Ia melihat kemana arah telunjuk Marka tertuju. Tepat di ujung sendiri, seseorang yang Celio kenal duduk di meja bartender sendirian dengan gelas kosong di sampingnya. Wajah itu terkubur di balik lengan. Cepat-cepat Celio berlari kecil hingga tak sadar menabrak salah satu pengunjung di sana.
Tangannya menoel-noel pipi Ryu. Entah blazer atasannya itu pergi kemana karena saat ini sudah tak terlihat mata, Ryu hanya memakai kemeja putih dengan dasi. Celio berusaha membangunkan atasannya yang sudah di ujung kesadaran.

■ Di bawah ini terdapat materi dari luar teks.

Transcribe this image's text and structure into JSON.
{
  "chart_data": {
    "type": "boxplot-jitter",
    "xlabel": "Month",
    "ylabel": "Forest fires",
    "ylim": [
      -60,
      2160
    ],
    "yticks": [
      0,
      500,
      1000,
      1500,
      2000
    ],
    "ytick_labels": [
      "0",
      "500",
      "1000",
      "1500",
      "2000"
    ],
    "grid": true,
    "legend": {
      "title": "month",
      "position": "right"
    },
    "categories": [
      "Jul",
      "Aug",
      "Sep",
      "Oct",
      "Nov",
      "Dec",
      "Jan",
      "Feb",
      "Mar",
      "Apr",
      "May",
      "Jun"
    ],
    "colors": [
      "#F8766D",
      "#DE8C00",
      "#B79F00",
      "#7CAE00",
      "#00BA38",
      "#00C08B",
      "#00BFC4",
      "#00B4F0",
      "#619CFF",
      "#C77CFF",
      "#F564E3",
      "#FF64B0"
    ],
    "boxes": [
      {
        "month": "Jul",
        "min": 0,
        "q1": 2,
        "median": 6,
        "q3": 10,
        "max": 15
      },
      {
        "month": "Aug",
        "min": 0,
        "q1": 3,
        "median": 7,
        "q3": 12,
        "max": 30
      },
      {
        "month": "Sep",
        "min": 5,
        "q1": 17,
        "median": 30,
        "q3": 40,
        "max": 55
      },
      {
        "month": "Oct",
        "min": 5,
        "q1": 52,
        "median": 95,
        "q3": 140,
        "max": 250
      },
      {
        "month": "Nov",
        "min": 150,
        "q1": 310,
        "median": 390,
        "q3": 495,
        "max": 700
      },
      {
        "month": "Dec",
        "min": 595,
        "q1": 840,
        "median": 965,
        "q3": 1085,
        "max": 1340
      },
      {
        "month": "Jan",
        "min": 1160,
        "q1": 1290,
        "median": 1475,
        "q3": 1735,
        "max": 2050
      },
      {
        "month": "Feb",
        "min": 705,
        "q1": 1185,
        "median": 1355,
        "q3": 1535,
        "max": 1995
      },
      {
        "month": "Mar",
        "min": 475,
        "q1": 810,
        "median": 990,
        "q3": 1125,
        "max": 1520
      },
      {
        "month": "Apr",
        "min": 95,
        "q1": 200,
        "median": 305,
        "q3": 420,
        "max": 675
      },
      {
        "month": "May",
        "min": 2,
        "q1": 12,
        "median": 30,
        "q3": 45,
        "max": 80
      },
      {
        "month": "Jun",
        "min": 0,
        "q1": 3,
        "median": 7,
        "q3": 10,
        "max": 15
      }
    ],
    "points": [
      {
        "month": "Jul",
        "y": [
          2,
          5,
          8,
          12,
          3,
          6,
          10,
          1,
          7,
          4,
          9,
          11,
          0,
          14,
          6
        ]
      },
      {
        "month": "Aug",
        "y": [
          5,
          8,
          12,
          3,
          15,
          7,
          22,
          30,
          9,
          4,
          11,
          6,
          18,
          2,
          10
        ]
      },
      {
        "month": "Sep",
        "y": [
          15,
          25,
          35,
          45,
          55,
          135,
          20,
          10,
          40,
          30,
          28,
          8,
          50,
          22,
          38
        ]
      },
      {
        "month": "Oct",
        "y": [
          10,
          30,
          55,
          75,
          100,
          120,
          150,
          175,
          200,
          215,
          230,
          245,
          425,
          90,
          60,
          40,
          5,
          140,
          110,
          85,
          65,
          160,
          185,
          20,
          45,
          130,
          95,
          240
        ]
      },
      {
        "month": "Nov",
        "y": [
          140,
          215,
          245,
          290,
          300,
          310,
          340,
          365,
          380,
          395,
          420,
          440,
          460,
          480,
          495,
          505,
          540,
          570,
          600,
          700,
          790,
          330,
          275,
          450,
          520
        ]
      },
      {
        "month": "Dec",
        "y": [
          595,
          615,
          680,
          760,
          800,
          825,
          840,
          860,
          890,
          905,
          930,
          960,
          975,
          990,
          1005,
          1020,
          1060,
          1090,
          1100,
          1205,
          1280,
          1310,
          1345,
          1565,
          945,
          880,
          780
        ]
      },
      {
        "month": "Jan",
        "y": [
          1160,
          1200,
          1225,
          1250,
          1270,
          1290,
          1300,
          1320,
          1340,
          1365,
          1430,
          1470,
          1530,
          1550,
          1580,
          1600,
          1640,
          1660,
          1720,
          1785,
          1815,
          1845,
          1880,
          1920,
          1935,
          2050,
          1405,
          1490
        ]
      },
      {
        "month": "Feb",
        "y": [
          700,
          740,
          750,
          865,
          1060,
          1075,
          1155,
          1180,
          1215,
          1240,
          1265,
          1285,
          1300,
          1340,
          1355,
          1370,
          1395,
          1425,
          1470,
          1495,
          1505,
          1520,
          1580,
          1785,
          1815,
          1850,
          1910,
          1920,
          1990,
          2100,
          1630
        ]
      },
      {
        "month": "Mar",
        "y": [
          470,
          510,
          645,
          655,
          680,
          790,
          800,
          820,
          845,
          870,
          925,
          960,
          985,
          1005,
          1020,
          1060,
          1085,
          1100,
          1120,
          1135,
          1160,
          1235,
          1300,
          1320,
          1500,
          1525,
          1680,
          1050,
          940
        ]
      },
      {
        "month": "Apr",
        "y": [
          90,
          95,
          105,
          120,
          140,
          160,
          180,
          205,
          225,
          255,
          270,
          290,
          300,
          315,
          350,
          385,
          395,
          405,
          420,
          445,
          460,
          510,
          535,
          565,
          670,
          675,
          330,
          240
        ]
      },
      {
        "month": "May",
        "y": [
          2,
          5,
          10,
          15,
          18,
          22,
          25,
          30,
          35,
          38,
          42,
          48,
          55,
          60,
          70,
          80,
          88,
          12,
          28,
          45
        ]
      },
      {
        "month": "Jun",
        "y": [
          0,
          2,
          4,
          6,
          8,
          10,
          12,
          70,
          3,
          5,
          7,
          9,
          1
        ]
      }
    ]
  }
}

"Pak, ayo pulang. Hari ini bapak sama ibu pulang." ajak Celio berulang kali memanggil nama atasannya itu tapi hanya deheman yang terdengar.
Aroma menyengat Ryu sangat kental hingga Celio merasa ingin muntah, perutnya terasa seperti diaduk. Ia melihat gelas bekas Ryu lalu dengan terpaksa mencium wangi dari gelas.

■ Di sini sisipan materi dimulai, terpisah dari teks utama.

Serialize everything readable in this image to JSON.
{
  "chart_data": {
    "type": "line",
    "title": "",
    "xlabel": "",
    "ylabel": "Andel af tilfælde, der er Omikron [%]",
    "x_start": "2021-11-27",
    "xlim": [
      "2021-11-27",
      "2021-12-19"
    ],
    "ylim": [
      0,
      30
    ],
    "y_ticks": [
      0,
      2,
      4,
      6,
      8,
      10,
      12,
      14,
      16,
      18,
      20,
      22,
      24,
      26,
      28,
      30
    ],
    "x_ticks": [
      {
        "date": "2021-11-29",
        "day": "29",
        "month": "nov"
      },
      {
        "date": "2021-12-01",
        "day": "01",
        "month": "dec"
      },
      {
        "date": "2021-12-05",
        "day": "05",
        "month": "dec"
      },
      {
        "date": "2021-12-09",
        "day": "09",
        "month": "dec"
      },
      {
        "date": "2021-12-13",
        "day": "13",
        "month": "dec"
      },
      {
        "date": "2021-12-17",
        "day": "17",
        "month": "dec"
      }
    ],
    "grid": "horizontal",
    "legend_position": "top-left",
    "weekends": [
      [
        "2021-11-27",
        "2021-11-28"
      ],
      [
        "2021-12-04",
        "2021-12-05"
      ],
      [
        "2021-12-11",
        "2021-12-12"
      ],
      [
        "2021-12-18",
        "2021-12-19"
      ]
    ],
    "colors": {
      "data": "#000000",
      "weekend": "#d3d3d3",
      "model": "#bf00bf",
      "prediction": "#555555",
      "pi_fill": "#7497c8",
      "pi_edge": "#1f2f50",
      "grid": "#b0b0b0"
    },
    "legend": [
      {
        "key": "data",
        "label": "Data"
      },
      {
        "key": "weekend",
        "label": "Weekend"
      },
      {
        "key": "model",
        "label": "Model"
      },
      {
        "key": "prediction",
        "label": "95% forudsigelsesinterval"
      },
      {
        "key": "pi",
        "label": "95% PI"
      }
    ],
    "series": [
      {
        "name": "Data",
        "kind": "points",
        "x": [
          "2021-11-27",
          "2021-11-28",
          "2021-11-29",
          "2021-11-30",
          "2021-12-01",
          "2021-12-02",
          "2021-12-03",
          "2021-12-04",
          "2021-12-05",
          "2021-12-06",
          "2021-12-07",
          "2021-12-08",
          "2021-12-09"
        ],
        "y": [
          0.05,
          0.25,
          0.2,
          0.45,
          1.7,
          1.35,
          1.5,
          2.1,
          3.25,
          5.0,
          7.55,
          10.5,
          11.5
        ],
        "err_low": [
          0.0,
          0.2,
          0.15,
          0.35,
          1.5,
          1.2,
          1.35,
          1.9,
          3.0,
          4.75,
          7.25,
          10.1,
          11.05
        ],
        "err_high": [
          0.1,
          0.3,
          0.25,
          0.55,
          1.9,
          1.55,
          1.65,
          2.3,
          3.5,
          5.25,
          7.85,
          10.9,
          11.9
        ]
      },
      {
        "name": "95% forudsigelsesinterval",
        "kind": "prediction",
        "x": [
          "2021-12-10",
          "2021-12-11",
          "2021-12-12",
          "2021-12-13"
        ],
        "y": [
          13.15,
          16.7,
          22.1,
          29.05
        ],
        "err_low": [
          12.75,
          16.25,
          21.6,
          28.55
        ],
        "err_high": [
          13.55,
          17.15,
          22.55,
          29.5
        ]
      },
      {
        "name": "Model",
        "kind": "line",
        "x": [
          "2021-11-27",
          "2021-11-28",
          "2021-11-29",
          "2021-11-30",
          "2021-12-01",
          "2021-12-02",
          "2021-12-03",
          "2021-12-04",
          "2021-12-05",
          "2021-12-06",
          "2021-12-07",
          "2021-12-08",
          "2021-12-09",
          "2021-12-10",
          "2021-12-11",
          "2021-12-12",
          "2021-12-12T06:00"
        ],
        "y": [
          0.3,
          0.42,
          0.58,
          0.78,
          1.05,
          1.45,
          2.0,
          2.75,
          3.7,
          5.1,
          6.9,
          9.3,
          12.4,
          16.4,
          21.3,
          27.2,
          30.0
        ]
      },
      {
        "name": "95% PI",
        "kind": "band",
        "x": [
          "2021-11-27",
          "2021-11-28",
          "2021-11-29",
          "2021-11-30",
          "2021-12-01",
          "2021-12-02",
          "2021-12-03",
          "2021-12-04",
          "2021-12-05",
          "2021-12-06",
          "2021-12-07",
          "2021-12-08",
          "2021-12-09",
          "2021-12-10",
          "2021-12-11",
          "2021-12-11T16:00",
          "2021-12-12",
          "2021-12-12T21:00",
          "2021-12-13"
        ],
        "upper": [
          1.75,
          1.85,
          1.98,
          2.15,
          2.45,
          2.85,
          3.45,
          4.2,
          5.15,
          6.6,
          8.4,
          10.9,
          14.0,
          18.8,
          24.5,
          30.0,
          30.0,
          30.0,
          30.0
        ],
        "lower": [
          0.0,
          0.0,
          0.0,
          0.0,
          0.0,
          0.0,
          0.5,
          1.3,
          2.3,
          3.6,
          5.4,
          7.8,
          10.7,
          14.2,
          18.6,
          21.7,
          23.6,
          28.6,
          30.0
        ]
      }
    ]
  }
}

Lucid absinthe. Kadar alkoholnya cukup tinggi mencapai enam puluh dua persen, diproduksi oleh Amerika Serikat. Celio berpikir sudah berapa kali atasannya itu minum padahal hanya berpisah beberapa menit saja. Mungkin sampai dua puluh menitan.
Seperti yang Celio ketahui Absinthe adalah minuman yang terkenal dengan kadar alkohol tinggi. Biasanya mengandung bahan-bahan seperti tumbuhan wormwood, anise, dan fennel yang Celio tak terlalu mengerti. Serta warna hijau khasnya membuat Celio berpikir jika minuman itu berasal dari rawa-rawa dalam hutan. Jujur seumur hidupnya ia tidak pernah menyentuh yang namanya minum-minuman.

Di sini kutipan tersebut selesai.